Gov. Phil Murphy’s dispute with South Jersey powerbroker George Norcross over controversial Economic Development Authority tax breaks had its day in Mercer County Criminal Court.
After hours of arguments, presiding judge Mary Jacobson sided with the Murphy administration and did not grant an injunction.
At issue was whether Murphy’s task force investigating the EDA should be allowed to continue its work, including issuing an interim report. On one hand, George Norcross and several corporate entities based in Camden, say that the task force has exceeded its authority and is targeting private individuals like them and not the EDA.
“Whenever you are denying the opportunity to confront one’s accusers, whenever you are truncating their ability to make a full and fair presentation in their defense, you are of course violating their constitutional rights,” said Kevin Marino, attorney for Parker McKay. “We don’t think we’re a proper subject, we don’t think you’re examining the affairs or the management of even the EDA — which we don’t think is a state agency — but be that as it may, if you’re going to do that, let us cross-examine.”
“You will impact the law of this state for many, many years. Your decision will have enormous precedental value. It will determine what a governor may do or not do in terms of agencies which are in but not of the state,” said Herbert Stern, attorney for Cooper University Health Care.

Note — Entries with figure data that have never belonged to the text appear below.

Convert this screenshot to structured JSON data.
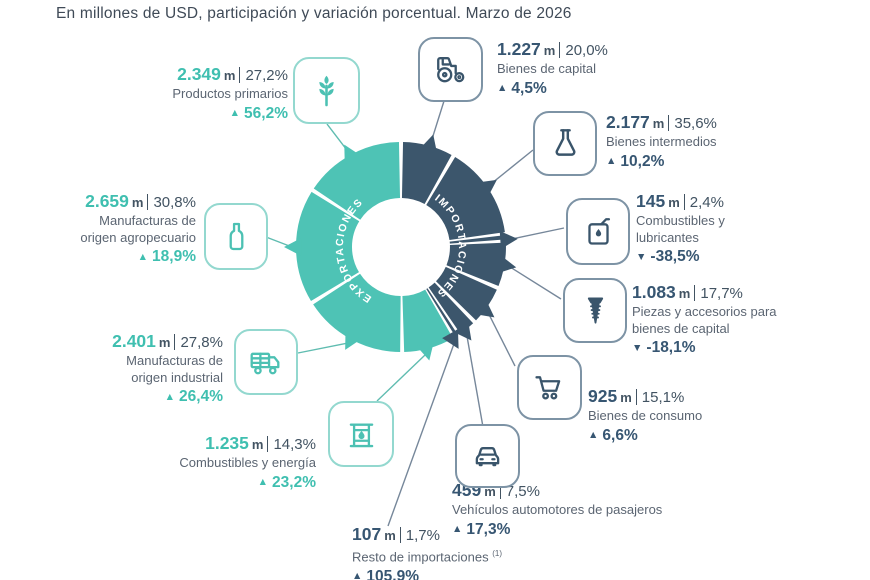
{
  "title": "En millones de USD, participación y variación porcentual. Marzo de 2026",
  "chart_data": {
    "type": "donut",
    "units": "millones de USD",
    "legend_position": "curved labels inside ring halves",
    "colors": {
      "exports": "#4EC3B5",
      "imports": "#3C566C"
    },
    "groups": [
      {
        "name": "EXPORTACIONES",
        "color": "#4EC3B5",
        "items": [
          {
            "key": "primarios",
            "label_lines": [
              "Productos primarios"
            ],
            "value": "2.349",
            "unit": "m",
            "share": "27,2%",
            "arrow": "▲",
            "change": "56,2%",
            "icon": "wheat-icon"
          },
          {
            "key": "agropecuario",
            "label_lines": [
              "Manufacturas de",
              "origen agropecuario"
            ],
            "value": "2.659",
            "unit": "m",
            "share": "30,8%",
            "arrow": "▲",
            "change": "18,9%",
            "icon": "bottle-icon"
          },
          {
            "key": "industrial",
            "label_lines": [
              "Manufacturas de",
              "origen industrial"
            ],
            "value": "2.401",
            "unit": "m",
            "share": "27,8%",
            "arrow": "▲",
            "change": "26,4%",
            "icon": "truck-icon"
          },
          {
            "key": "energia",
            "label_lines": [
              "Combustibles y energía"
            ],
            "value": "1.235",
            "unit": "m",
            "share": "14,3%",
            "arrow": "▲",
            "change": "23,2%",
            "icon": "oil-barrel-icon"
          }
        ]
      },
      {
        "name": "IMPORTACIONES",
        "color": "#3C566C",
        "items": [
          {
            "key": "capital",
            "label_lines": [
              "Bienes de capital"
            ],
            "value": "1.227",
            "unit": "m",
            "share": "20,0%",
            "arrow": "▲",
            "change": "4,5%",
            "icon": "tractor-icon"
          },
          {
            "key": "intermedios",
            "label_lines": [
              "Bienes intermedios"
            ],
            "value": "2.177",
            "unit": "m",
            "share": "35,6%",
            "arrow": "▲",
            "change": "10,2%",
            "icon": "flask-icon"
          },
          {
            "key": "lubricantes",
            "label_lines": [
              "Combustibles y",
              "lubricantes"
            ],
            "value": "145",
            "unit": "m",
            "share": "2,4%",
            "arrow": "▼",
            "change": "-38,5%",
            "icon": "oil-can-icon"
          },
          {
            "key": "piezas",
            "label_lines": [
              "Piezas y accesorios para",
              "bienes de capital"
            ],
            "value": "1.083",
            "unit": "m",
            "share": "17,7%",
            "arrow": "▼",
            "change": "-18,1%",
            "icon": "screw-icon"
          },
          {
            "key": "consumo",
            "label_lines": [
              "Bienes de consumo"
            ],
            "value": "925",
            "unit": "m",
            "share": "15,1%",
            "arrow": "▲",
            "change": "6,6%",
            "icon": "cart-icon"
          },
          {
            "key": "vehiculos",
            "label_lines": [
              "Vehículos automotores de pasajeros"
            ],
            "value": "459",
            "unit": "m",
            "share": "7,5%",
            "arrow": "▲",
            "change": "17,3%",
            "icon": "car-icon"
          },
          {
            "key": "resto",
            "label_lines": [
              "Resto de importaciones"
            ],
            "footnote": "(1)",
            "value": "107",
            "unit": "m",
            "share": "1,7%",
            "arrow": "▲",
            "change": "105,9%",
            "icon": null
          }
        ]
      }
    ]
  }
}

On the other hand, the governor’s side says that efforts are being made to try to hide information concerning hundreds of millions of dollars in public funds.
“You’re trying suppress important, fundamental information from the public under the guise now of the possibility that their clients may be mentioned,” said Ted Wells, an attorney for the governor. “This is a radical, unprecedented ruling that they are asking you to make. Radical and unprecedented. The governor has every right to hold a hearing. This is voluntary information that they got from the EDA.”
“We are talking about issues of the public purse — hundreds of millions of dollars going back to 2017 under Gov. Christie when this was identified. So nobody can say that this is something Gov. Murphy invented,” Wells added.